大学教育の質とは、学生の学習に助けとなる教員の確保、教育研究能力の高い教員の確保、教員一人当たり学生数の少なさ、図書館、IT教室、実験室など教育施設設備の充実、などで測定可能である。それらをまとめたおおよその指標として、学生一人当たりかかる経費で計ることができる。OECDの統計による、アメリカの大学は、学生一人当たり年間2万5000ドル、イギリスは1万5000ドル、日本は1万3000ドルである(06年)。
アメリカは日本の二倍近い経費が、かかっていることになる。イギリスのブラウン委員会報告書の提案する政策は、なによりもまず高等教育への投資水準を引き上げることである。そうしなければ大学の国際競争力が、低下してしまうという危機感である。その念頭には、イギリスより約1万ドルほど多い、アメリカの高等教育経費があることは間違いない。
3. 日本の国立大学授業料
04年の法人化を契機に、国立大学の授業料は、文科省が標準額を定め、各国立大学が当初10%まで、現在は20%までの範囲で、独自に設定できるようになった。しかしほとんどの大学が標準額に設定している。

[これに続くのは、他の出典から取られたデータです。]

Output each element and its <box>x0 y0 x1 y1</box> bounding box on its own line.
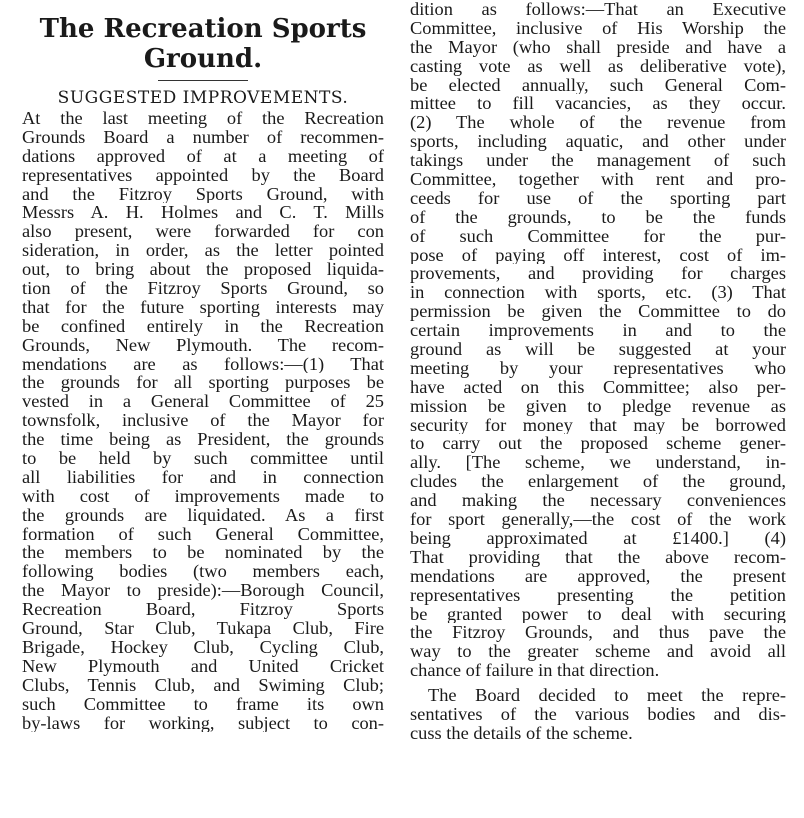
text-line: certain improvements in and to the <box>410 321 786 341</box>
text-line: of such Committee for the pur- <box>410 226 786 246</box>
right-column <box>410 0 786 743</box>
text-line: mendations are approved, the present <box>410 566 786 586</box>
text-line: Ground, Star Club, Tukapa Club, Fire <box>22 619 384 638</box>
text-line: the grounds for all sporting purposes be <box>22 373 384 393</box>
text-line: permission be given the Committee to do <box>410 302 786 322</box>
text-line: and making the necessary conveniences <box>410 491 786 511</box>
text-line: be confined entirely in the Recreation <box>22 316 384 336</box>
text-line: (2) The whole of the revenue from <box>410 113 786 133</box>
text-line: sentatives of the various bodies and dis- <box>410 704 786 724</box>
text-line: sports, including aquatic, and other under <box>410 132 786 152</box>
text-line: the grounds are liquidated. As a first <box>22 505 384 525</box>
text-line: security for money that may be borrowed <box>410 415 786 435</box>
text-line: with cost of improvements made to <box>22 486 384 506</box>
text-line: mendations are as follows:—(1) That <box>22 354 384 374</box>
title-divider <box>158 80 248 81</box>
title-line-2: Ground. <box>143 44 263 74</box>
text-line: Messrs A. H. Holmes and C. T. Mills <box>22 203 384 223</box>
text-line: vested in a General Committee of 25 <box>22 392 384 412</box>
text-line: the Mayor to preside):—Borough Council, <box>22 581 384 601</box>
text-line: Brigade, Hockey Club, Cycling Club, <box>22 637 384 657</box>
text-line: The Board decided to meet the repre- <box>428 686 786 705</box>
text-line: Committee, inclusive of His Worship the <box>410 18 786 38</box>
text-line: by-laws for working, subject to con- <box>22 713 384 733</box>
text-line: be elected annually, such General Com- <box>410 75 786 95</box>
text-line: Grounds Board a number of recommen- <box>22 127 384 147</box>
text-line: such Committee to frame its own <box>22 694 384 714</box>
text-line: the members to be nominated by the <box>22 543 384 563</box>
text-line: takings under the management of such <box>410 151 786 171</box>
text-line: townsfolk, inclusive of the Mayor for <box>22 411 384 431</box>
text-line: chance of failure in that direction. <box>410 661 660 681</box>
right-body-text <box>410 0 786 680</box>
text-line: tion of the Fitzroy Sports Ground, so <box>22 279 384 298</box>
text-line: mittee to fill vacancies, as they occur. <box>410 94 786 114</box>
text-line: dations approved of at a meeting of <box>22 146 384 166</box>
left-column <box>22 0 384 732</box>
left-body-text <box>22 109 384 732</box>
text-line: Recreation Board, Fitzroy Sports <box>22 600 384 620</box>
text-line: also present, were forwarded for con <box>22 222 384 242</box>
text-line: way to the greater scheme and avoid all <box>410 642 786 662</box>
text-line: the Fitzroy Grounds, and thus pave the <box>410 623 786 643</box>
text-line: that for the future sporting interests may <box>22 297 384 317</box>
closing-paragraph <box>410 686 786 743</box>
text-line: out, to bring about the proposed liquida- <box>22 260 384 280</box>
text-line: have acted on this Committee; also per- <box>410 377 786 397</box>
text-line: representatives appointed by the Board <box>22 165 384 185</box>
text-line: provements, and providing for charges <box>410 264 786 284</box>
text-line: for sport generally,—the cost of the work <box>410 510 786 529</box>
text-line: and the Fitzroy Sports Ground, with <box>22 184 384 204</box>
text-line: sideration, in order, as the letter pointed <box>22 241 384 261</box>
text-line: pose of paying off interest, cost of im- <box>410 245 786 265</box>
text-line: of the grounds, to be the funds <box>410 207 786 227</box>
text-line: That providing that the above recom- <box>410 547 786 567</box>
text-line: ceeds for use of the sporting part <box>410 188 786 208</box>
text-line: to be held by such committee until <box>22 449 384 468</box>
text-line: dition as follows:—That an Executive <box>410 0 786 19</box>
text-line: be granted power to deal with securing <box>410 604 786 624</box>
text-line: to carry out the proposed scheme gener- <box>410 434 786 454</box>
article-title <box>22 14 384 74</box>
text-line: cludes the enlargement of the ground, <box>410 472 786 492</box>
text-line: the Mayor (who shall preside and have a <box>410 37 786 57</box>
text-line: casting vote as well as deliberative vote), <box>410 56 786 76</box>
text-line: all liabilities for and in connection <box>22 467 384 487</box>
text-line: meeting by your representatives who <box>410 358 786 378</box>
text-line: following bodies (two members each, <box>22 562 384 582</box>
text-line: mission be given to pledge revenue as <box>410 396 786 416</box>
text-line: At the last meeting of the Recreation <box>22 109 384 128</box>
text-line: representatives presenting the petition <box>410 585 786 605</box>
text-line: Clubs, Tennis Club, and Swiming Club; <box>22 675 384 695</box>
text-line: Committee, together with rent and pro- <box>410 170 786 189</box>
text-line: cuss the details of the scheme. <box>410 723 633 743</box>
text-line: ally. [The scheme, we understand, in- <box>410 453 786 473</box>
text-line: ground as will be suggested at your <box>410 340 786 359</box>
subheading: SUGGESTED IMPROVEMENTS. <box>57 88 349 108</box>
text-line: Grounds, New Plymouth. The recom- <box>22 335 384 355</box>
text-line: formation of such General Committee, <box>22 524 384 544</box>
text-line: New Plymouth and United Cricket <box>22 656 384 676</box>
text-line: the time being as President, the grounds <box>22 430 384 450</box>
text-line: being approximated at £1400.] (4) <box>410 528 786 548</box>
text-line: in connection with sports, etc. (3) That <box>410 283 786 303</box>
title-line-1: The Recreation Sports <box>39 14 367 44</box>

08年に国立大学財務・経営センターが行った、国立大学の財務担当理事を対象にしたアンケート調査では、今後自大学の授業料を値上げ、または値下げするという回答は皆無であった。そして現行の文科省が標準額を定める制度については、賛成が9割を超える。標準額の水準について、これを適正とする回答は、7割弱である。私立大学と比較して現在の水準は適正とする回答も、7割弱であった。そして現在の授業料水準は、提供している教育サービスを考慮すると、適正との回答は、7割を超える。このように現行の授業料水準、決定方式に対して、肯定する財務担当理事の割合は多い。
財務担当理事によれば、自大学の授業料を設定する際に、機会均等の実現など国立大学の使命を重視するとの回答は、9割以上である。また優秀な学生、留学生確保など競争力強化には、7割以上が重視すると答えている。しかし授業料を決める際に、運営費交付金削減への対応を重視するとの回答は、46.3%となる。これらのアンケート調査の結果からは、自大学の授業料が現行水準で設定するのが適正で、値上げは行わないと考えている国立大学の理事が多いことが分かる。
民主党政権下10年、国立大学の運営費交付金が、1割近く削減されるという話があった。幸い11年度予算は、ほぼ前年度並みに確保され事なきを得た。当時国立大学財務・経営センターでは、金子元久研究部長を中心に、運営費交付金削減の教育研究に対する影響を検討したことがある。その一環として、筆者も運営費交付金が、8%削減された場合、仮に授業料によってそれを補うとすれば、どの程度の額になるかを試算したことがある。
それによれば、文系単科大学の中には、学生一人当たり授業料4万3000円程度値上げすれば、削減額を補完できる大学があることが分かった。しかし大学院大学や医科大学では額は大きく、中には80万円を超えてしまう大学もある。交付金削減を授業料値上げで補える大学と、そうでない大学が出てくるということである。
国立大学の学長の中には、先に紹介した財務担当理事のアンケート調査への回答と同様、授業料はなるべく低く設定し、安価な高等教育機会の提供が、国立大学の使命であると考えている方も少なからずいる。これはこれで尊敬すべき所懐である。しかし問題は運営費交付金がさらに削減された場合、教育の質を保証する手立てがあるか、少なくとも現在の学生の教育にかかっている経費をどのように確保するかである。教育機会の提供と、教育の質保証との価値選択をしなければならない時期が、いずれ来ると思われる。